3Dans cette plaine idéalement dotée des Quatre Particularités Divines, l’empereur Kanmu fit procéder à l’édification d’une Capitale dont le plan en damier, avec ses rues se coupant à angle droit, fut inspiré par celui des villes chinoises de Xian et de Luoyang. Toutefois, à la différence des Chinois qui vivaient dans la crainte permanente d’une invasion barbare et qui édifiaient de hautes murailles autour de leurs Capitales, l’empereur Kanmu ne fit pas procéder à la construction de remparts autour de sa Capitale dite de la Paix et de la Tranquillité (Heian-kyô 平安京). Aussi, du réseau de fortifications inspiré des Chinois, il n’en conserva que la porte d’entrée. Par conséquent, la version japonaise de rashômon 羅城門 (littéralement « porte d’entrée de forteresse ») pouvait aisément être contournée et n’avait, en fait, de porte de forteresse, que le nom. La fonction de la porte Rashômon de la Capitale de l’empereur Kanmu était purement décorative car elle servait essentiellement à impressionner les ambassadeurs étrangers par ses dimensions imposantes, à faire office d’arc de triomphe aux troupes rentrant, victorieuses, d’une campagne militaire contre les peuplades rebelles du nord-est et à servir de cadre à des rituels d’exclusion de la maladie hors des limites de la Capitale. Les visiteurs franchissaient, quant à eux, la porte Rashômon et débouchaient sur une avenue large de 84m et longue de 3,7km qui conduisait au pied de Suzakumon 朱雀門 (Porte du Phénix Rouge), la porte d’entrée du palais impérial qui était séparé du reste de la Capitale par un mur d’enceinte fortement gardé.
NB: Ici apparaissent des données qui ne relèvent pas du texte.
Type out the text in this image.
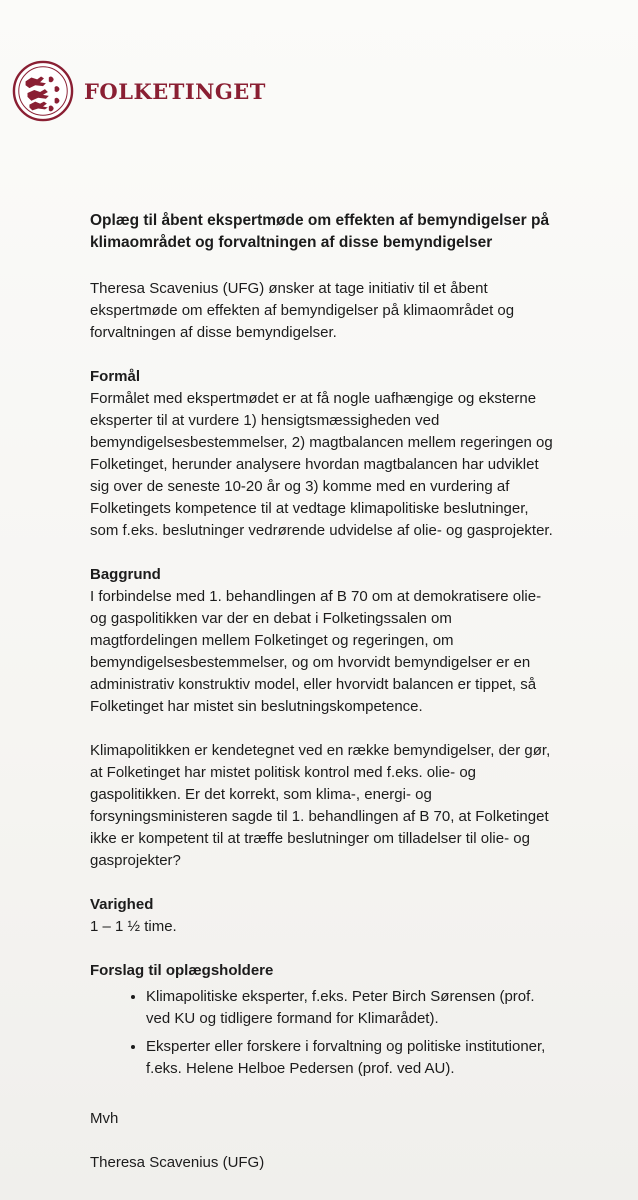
FOLKETINGET

Oplæg til åbent ekspertmøde om effekten af bemyndigelser på klimaområdet og forvaltningen af disse bemyndigelser

Theresa Scavenius (UFG) ønsker at tage initiativ til et åbent ekspertmøde om effekten af bemyndigelser på klimaområdet og forvaltningen af disse bemyndigelser.

Formål

Formålet med ekspertmødet er at få nogle uafhængige og eksterne eksperter til at vurdere 1) hensigtsmæssigheden ved bemyndigelsesbestemmelser, 2) magtbalancen mellem regeringen og Folketinget, herunder analysere hvordan magtbalancen har udviklet sig over de seneste 10-20 år og 3) komme med en vurdering af Folketingets kompetence til at vedtage klimapolitiske beslutninger, som f.eks. beslutninger vedrørende udvidelse af olie- og gasprojekter.

Baggrund

I forbindelse med 1. behandlingen af B 70 om at demokratisere olie- og gaspolitikken var der en debat i Folketingssalen om magtfordelingen mellem Folketinget og regeringen, om bemyndigelsesbestemmelser, og om hvorvidt bemyndigelser er en administrativ konstruktiv model, eller hvorvidt balancen er tippet, så Folketinget har mistet sin beslutningskompetence.

Klimapolitikken er kendetegnet ved en række bemyndigelser, der gør, at Folketinget har mistet politisk kontrol med f.eks. olie- og gaspolitikken. Er det korrekt, som klima-, energi- og forsyningsministeren sagde til 1. behandlingen af B 70, at Folketinget ikke er kompetent til at træffe beslutninger om tilladelser til olie- og gasprojekter?

Varighed

1 – 1 ½ time.

Forslag til oplægsholdere

• Klimapolitiske eksperter, f.eks. Peter Birch Sørensen (prof. ved KU og tidligere formand for Klimarådet).
• Eksperter eller forskere i forvaltning og politiske institutioner, f.eks. Helene Helboe Pedersen (prof. ved AU).

Mvh

Theresa Scavenius (UFG)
Différents, certes, mais poètes et musiciens

4Rashômon était un imposant portique peint en rouge vermillon qui faisait 35m de large sur 21m de haut et qui se dressait à l’entrée de la Capitale. Elle possédait cinq portes séparées par sept énormes piliers et avait une galerie couverte qui abritait une statue de la divinité bouddhique Bishamon. Elle fut détruite par une tempête le 16e jour du 8e mois de l’an sept de l’ère Kônin (816), reconstruite, endommagée par une nouvelle tempête le 9e jour du 7e mois de l’an trois de l’ère Tengen (980) puis, les Japonais ayant rompu les relations diplomatiques avec le continent et n’éprouvant, par conséquent, plus le besoin d’impressionner les ambassadeurs étrangers, elle fut laissée à l’abandon. Elle finit par s’effondrer et, en l’an trois de l’ère Jian (1023), le chancelier Fujiwara no Michinaga (966-1027) vint récupérer ses pierres de soubassement afin d’édifier les fondations de sa nouvelle résidence (Shôyûki 小右記4). De nos jours, il ne reste plus rien de Rashômon si ce n’est une stèle commémorative érigée en 1895 à l’occasion des célébrations du 1.100e anniversaire du déplacement de la Capitale sur le site de la ville actuelle de Kyôto. Cette stèle se dresse dans un jardin public de la Neuvième avenue, en un emplacement qui est aujourd’hui contesté par les historiens.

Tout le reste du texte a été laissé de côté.